それは自分の恐怖感についての学習に近い営みです。

学習は一朝一夕にはなりません。

英語の文法を習っても、英語を話せるようにはならないように、学習は繰り返しと続けることが大事です。

おまえは微分積分がわかってないと言われても微分積分がわかることはありません。

ですので本当に他人のためをおもうなら、言ってもしようがないことは言ってもしようがないのです。

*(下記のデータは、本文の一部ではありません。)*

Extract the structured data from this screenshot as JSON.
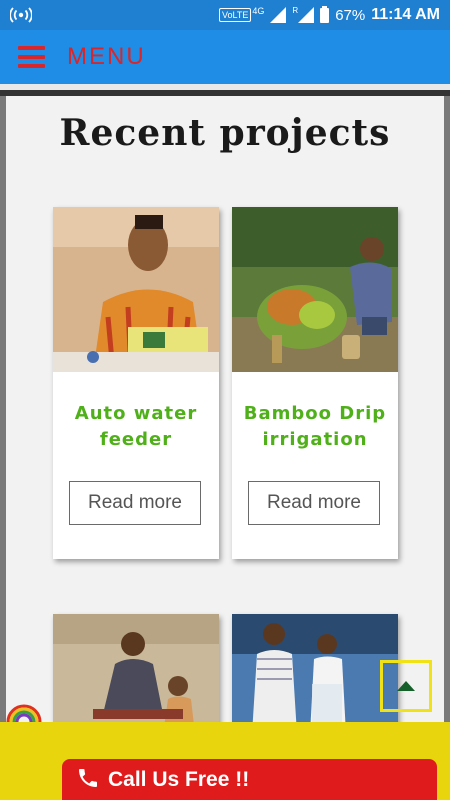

どうせアドバイスをするのなら、意味のあることを言いたくないですか?

意味のあることを言う一番手っ取り早い手段は勉強をすることです。

勉強をしましょう。

精神分析大好きっ子たちは勉強がたりない。

世界はわれわれに解決されるのを待っている魅力的な課題でいっぱいです。

勉強をしてください。

アンコモンセラピー―ミルトン・エリクソンのひらいた世界

アンコモンセラピー―ミルトン・エリクソンのひらいた世界

認知行動療法ではないが原因よりも行動にフォーカスしたアプローチ。精神療法というより憑物落としみたいな感じで、エリクソンが神がかってる。およそ凡人に真似できるしろものではないが、とにかくおもしろい本なのでおすすめ。

〈増補改訂 第2版〉いやな気分よ、さようなら―自分で学ぶ「抑うつ」克服法

〈増補改訂 第2版〉いやな気分よ、さようなら―自分で学ぶ「抑うつ」克服法

認知行動療法の全体像を学びたければとりあえずこれ。

自傷行為とつらい感情に悩む人のために―ボーダーラインパーソナリティ障害(BPD)のためのセルフヘルプ・マニュアル

自傷行為とつらい感情に悩む人のために―ボーダーラインパーソナリティ障害(BPD)のためのセルフヘルプ・マニュアル

↑メンヘラのための本。やさしくて好き。

うつと不安の認知療法練習帳

うつと不安の認知療法練習帳

↑セルフヘルプ本としてていねい。

*1:僕は、探偵小説と精神分析が20世紀の象徴だと思っています。

*2:精神分析が科学じゃないことなんて百も承知。トラウマとか無意識は隠喩的な操作概念であって云々」ということをいう人がたまにいますが、現実に当てはまらない概念をわざわざメタファーに使う必要は? ないでしょう。治療効果がないものが治療として普及してしまった場合、患者が適切な治療を受ける機会がその分失われます。